WE CONGRATULATE Nicholas Paul on making history by bringing home a silver medal in cycling’s World Championship on Friday, becoming the first Trinidadian to stand on a podium there in decades.
Not only did the cyclist win a medal in the men’s 1km time trial, he also reached the keirin final – where he narrowly missed out on bronze – as well as the sprint quarterfinals.
Mr Paul, 23, has been consistently turning in stellar performances in his budding career and is the world-record holder in the sprint. These recent competition placements underline his status as being among world cycling’s top talents.
While last week’s medal was a proud moment for the nation, Mr Paul’s performance is also a reminder of this country’s vast potential and, by implication, the relatively poor job that has been done when it comes to nurturing and supporting talent.
Mr Paul’s medal ended two droughts.
The first related to our disappointing performance at the Olympics earlier this year; the second relates to our performances in cycling over the years.

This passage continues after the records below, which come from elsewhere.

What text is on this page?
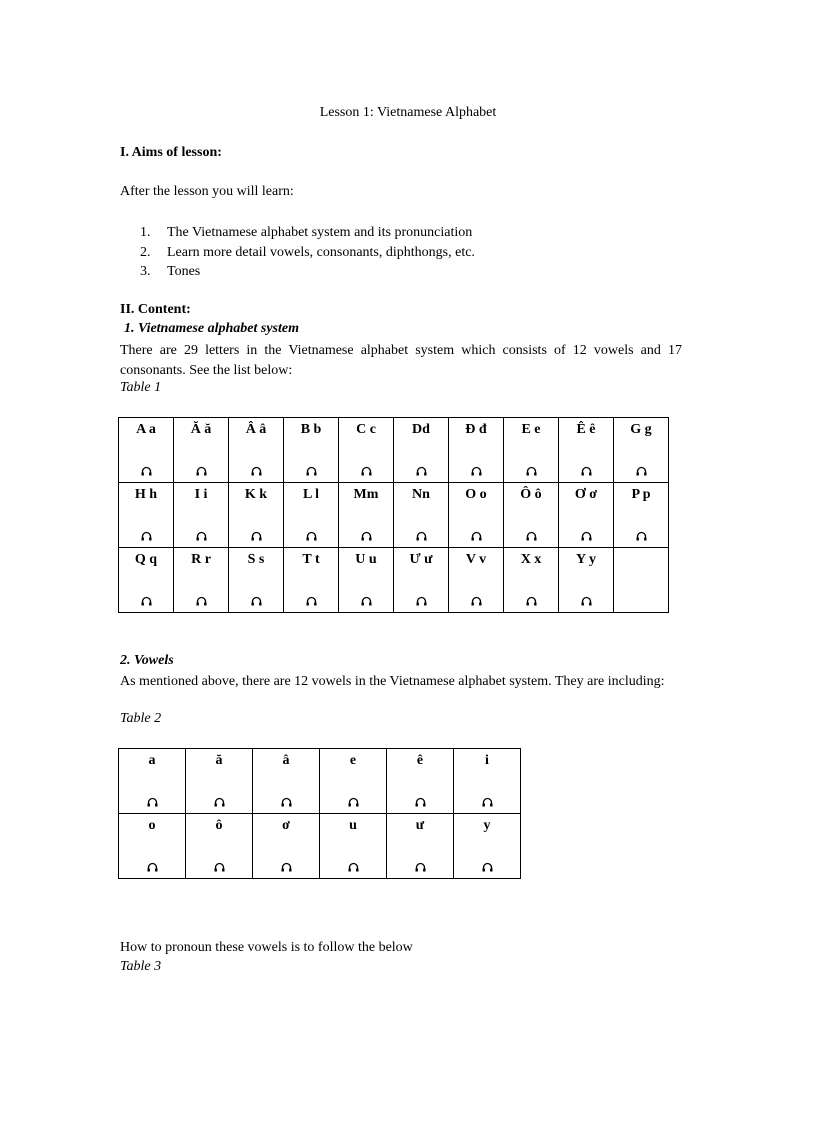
Lesson 1: Vietnamese Alphabet
I. Aims of lesson:
After the lesson you will learn:
1.	The Vietnamese alphabet system and its pronunciation
2.	Learn more detail vowels, consonants, diphthongs, etc.
3.	Tones
II. Content:
1. Vietnamese alphabet system
There are 29 letters in the Vietnamese alphabet system which consists of 12 vowels and 17 consonants. See the list below:
Table 1
A a	Ă ă	Â â	B b	C c	Dd	Đ đ	E e	Ê ê	G g

H h	I i	K k	L l	Mm	Nn	O o	Ô ô	Ơ ơ	P p

Q q	R r	S s	T t	U u	Ư ư	V v	X x	Y y	

2. Vowels
As mentioned above, there are 12 vowels in the Vietnamese alphabet system. They are including:
Table 2
a	ă	â	e	ê	i

o	ô	ơ	u	ư	y
How to pronoun these vowels is to follow the below
Table 3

It’s already been well-publicised that the last world championship medal this country won was in 1991, when Gene Samuel won bronze in the same time trial in Stuttgart, Germany. That was 30 years ago. Why did it take so long? It is worth considering Mr Samuel’s take.

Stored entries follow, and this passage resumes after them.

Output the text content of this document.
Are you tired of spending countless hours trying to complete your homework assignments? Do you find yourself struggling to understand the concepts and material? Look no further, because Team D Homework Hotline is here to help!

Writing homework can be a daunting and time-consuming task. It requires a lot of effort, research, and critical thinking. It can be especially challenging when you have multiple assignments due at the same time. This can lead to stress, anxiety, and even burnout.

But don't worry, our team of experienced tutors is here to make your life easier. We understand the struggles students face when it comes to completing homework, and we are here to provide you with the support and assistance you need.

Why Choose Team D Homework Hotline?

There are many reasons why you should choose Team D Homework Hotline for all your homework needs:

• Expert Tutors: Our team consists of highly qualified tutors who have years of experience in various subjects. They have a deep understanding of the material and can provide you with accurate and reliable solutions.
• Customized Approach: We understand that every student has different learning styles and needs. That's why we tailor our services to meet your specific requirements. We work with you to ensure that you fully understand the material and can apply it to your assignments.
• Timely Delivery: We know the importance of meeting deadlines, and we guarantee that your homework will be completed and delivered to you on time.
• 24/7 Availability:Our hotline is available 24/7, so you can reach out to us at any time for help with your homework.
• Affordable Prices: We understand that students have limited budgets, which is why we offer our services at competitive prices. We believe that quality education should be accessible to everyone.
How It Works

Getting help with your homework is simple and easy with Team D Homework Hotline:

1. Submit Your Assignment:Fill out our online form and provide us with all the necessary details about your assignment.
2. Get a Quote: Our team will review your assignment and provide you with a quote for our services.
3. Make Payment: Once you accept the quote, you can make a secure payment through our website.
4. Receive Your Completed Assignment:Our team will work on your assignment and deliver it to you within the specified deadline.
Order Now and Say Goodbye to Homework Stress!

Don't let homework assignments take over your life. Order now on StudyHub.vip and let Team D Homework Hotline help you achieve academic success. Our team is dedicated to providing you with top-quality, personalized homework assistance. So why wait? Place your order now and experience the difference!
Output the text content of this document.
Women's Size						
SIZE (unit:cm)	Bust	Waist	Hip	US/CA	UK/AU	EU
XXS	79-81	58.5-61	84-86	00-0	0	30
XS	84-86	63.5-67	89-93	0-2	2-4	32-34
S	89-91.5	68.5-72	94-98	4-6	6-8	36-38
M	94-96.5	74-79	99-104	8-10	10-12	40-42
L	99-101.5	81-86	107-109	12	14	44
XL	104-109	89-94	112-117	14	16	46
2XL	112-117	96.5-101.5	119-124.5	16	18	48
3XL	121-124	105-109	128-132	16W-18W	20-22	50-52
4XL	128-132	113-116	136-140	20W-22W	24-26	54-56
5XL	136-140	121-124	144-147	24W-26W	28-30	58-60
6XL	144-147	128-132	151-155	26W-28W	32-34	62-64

“We are blessed in the Caribbean with natural talent,” he said. “We just don’t have the support from the Government.” Such an assessment is likely to provoke the usual reactions.

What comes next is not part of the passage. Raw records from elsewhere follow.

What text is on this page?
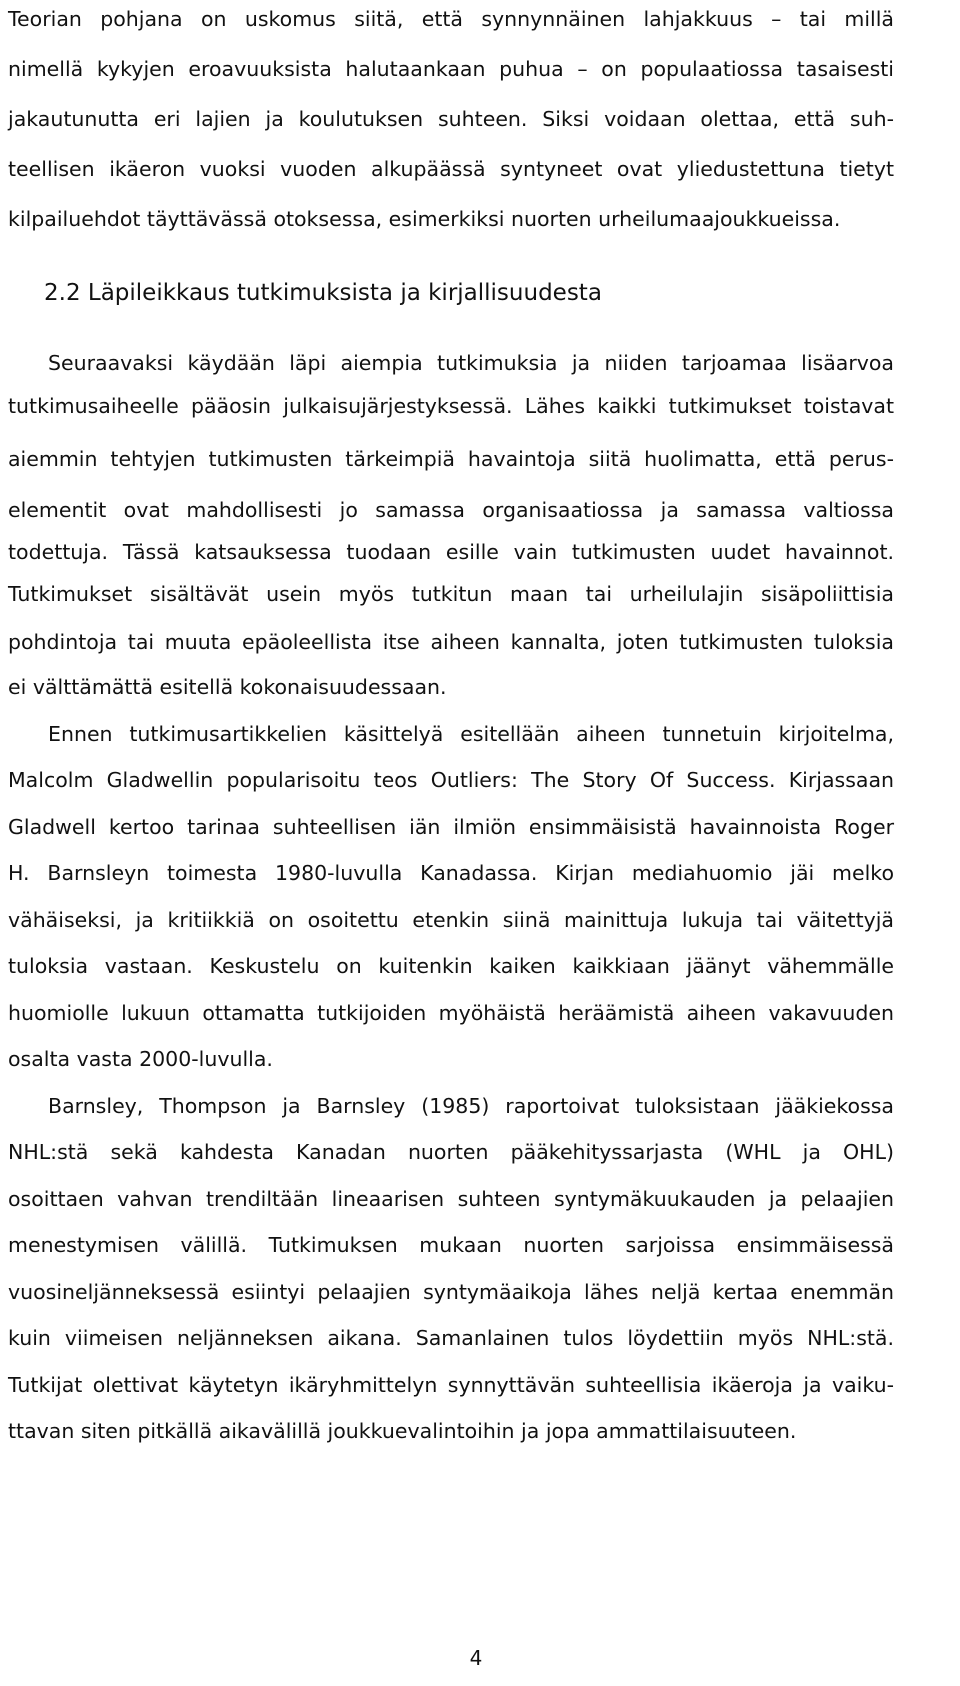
Teorian pohjana on uskomus siitä, että synnynnäinen lahjakkuus – tai millä
nimellä kykyjen eroavuuksista halutaankaan puhua – on populaatiossa tasaisesti
jakautunutta eri lajien ja koulutuksen suhteen. Siksi voidaan olettaa, että suh-
teellisen ikäeron vuoksi vuoden alkupäässä syntyneet ovat yliedustettuna tietyt
kilpailuehdot täyttävässä otoksessa, esimerkiksi nuorten urheilumaajoukkueissa.
2.2 Läpileikkaus tutkimuksista ja kirjallisuudesta
Seuraavaksi käydään läpi aiempia tutkimuksia ja niiden tarjoamaa lisäarvoa
tutkimusaiheelle pääosin julkaisujärjestyksessä. Lähes kaikki tutkimukset toistavat
aiemmin tehtyjen tutkimusten tärkeimpiä havaintoja siitä huolimatta, että perus-
elementit ovat mahdollisesti jo samassa organisaatiossa ja samassa valtiossa
todettuja. Tässä katsauksessa tuodaan esille vain tutkimusten uudet havainnot.
Tutkimukset sisältävät usein myös tutkitun maan tai urheilulajin sisäpoliittisia
pohdintoja tai muuta epäoleellista itse aiheen kannalta, joten tutkimusten tuloksia
ei välttämättä esitellä kokonaisuudessaan.
Ennen tutkimusartikkelien käsittelyä esitellään aiheen tunnetuin kirjoitelma,
Malcolm Gladwellin popularisoitu teos Outliers: The Story Of Success. Kirjassaan
Gladwell kertoo tarinaa suhteellisen iän ilmiön ensimmäisistä havainnoista Roger
H. Barnsleyn toimesta 1980-luvulla Kanadassa. Kirjan mediahuomio jäi melko
vähäiseksi, ja kritiikkiä on osoitettu etenkin siinä mainittuja lukuja tai väitettyjä
tuloksia vastaan. Keskustelu on kuitenkin kaiken kaikkiaan jäänyt vähemmälle
huomiolle lukuun ottamatta tutkijoiden myöhäistä heräämistä aiheen vakavuuden
osalta vasta 2000-luvulla.
Barnsley, Thompson ja Barnsley (1985) raportoivat tuloksistaan jääkiekossa
NHL:stä sekä kahdesta Kanadan nuorten pääkehityssarjasta (WHL ja OHL)
osoittaen vahvan trendiltään lineaarisen suhteen syntymäkuukauden ja pelaajien
menestymisen välillä. Tutkimuksen mukaan nuorten sarjoissa ensimmäisessä
vuosineljänneksessä esiintyi pelaajien syntymäaikoja lähes neljä kertaa enemmän
kuin viimeisen neljänneksen aikana. Samanlainen tulos löydettiin myös NHL:stä.
Tutkijat olettivat käytetyn ikäryhmittelyn synnyttävän suhteellisia ikäeroja ja vaiku-
ttavan siten pitkällä aikavälillä joukkuevalintoihin ja jopa ammattilaisuuteen.
4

Government officials will issue a flurry of media releases pointing out the support the State gives to sportsmen and sportswomen generally, in the form of occasional grants and programmes.
It will also be observed that major infrastructure has been constructed, at considerable expense, for cyclists, including the National Cycling Velodrome.
But others will question the thoroughness of the State’s commitment to the cause.
For example, Mr Paul is currently based at the International Cycling Union World Cycling Centre in Switzerland. He has been guided by a foreign coach who was not even included in TT’s Olympic delegation earlier this year (numbers were limited owing to covid19 restrictions, officials said, but the coach made his own way to Tokyo, nonetheless, to support his charge).
It could also be argued that neglect is nothing new. After all, before Mr Samuel got his medal in 1991, there was also a long drought. The previous medal had been won in 1967.
What is clear is that the greatest athletes make what they do appear effortless, when it is anything but.
At a time when so many are quick to claim credit, it is worth considering how better the State and the private sector can help cyclists like Mr Paul achieve their goals.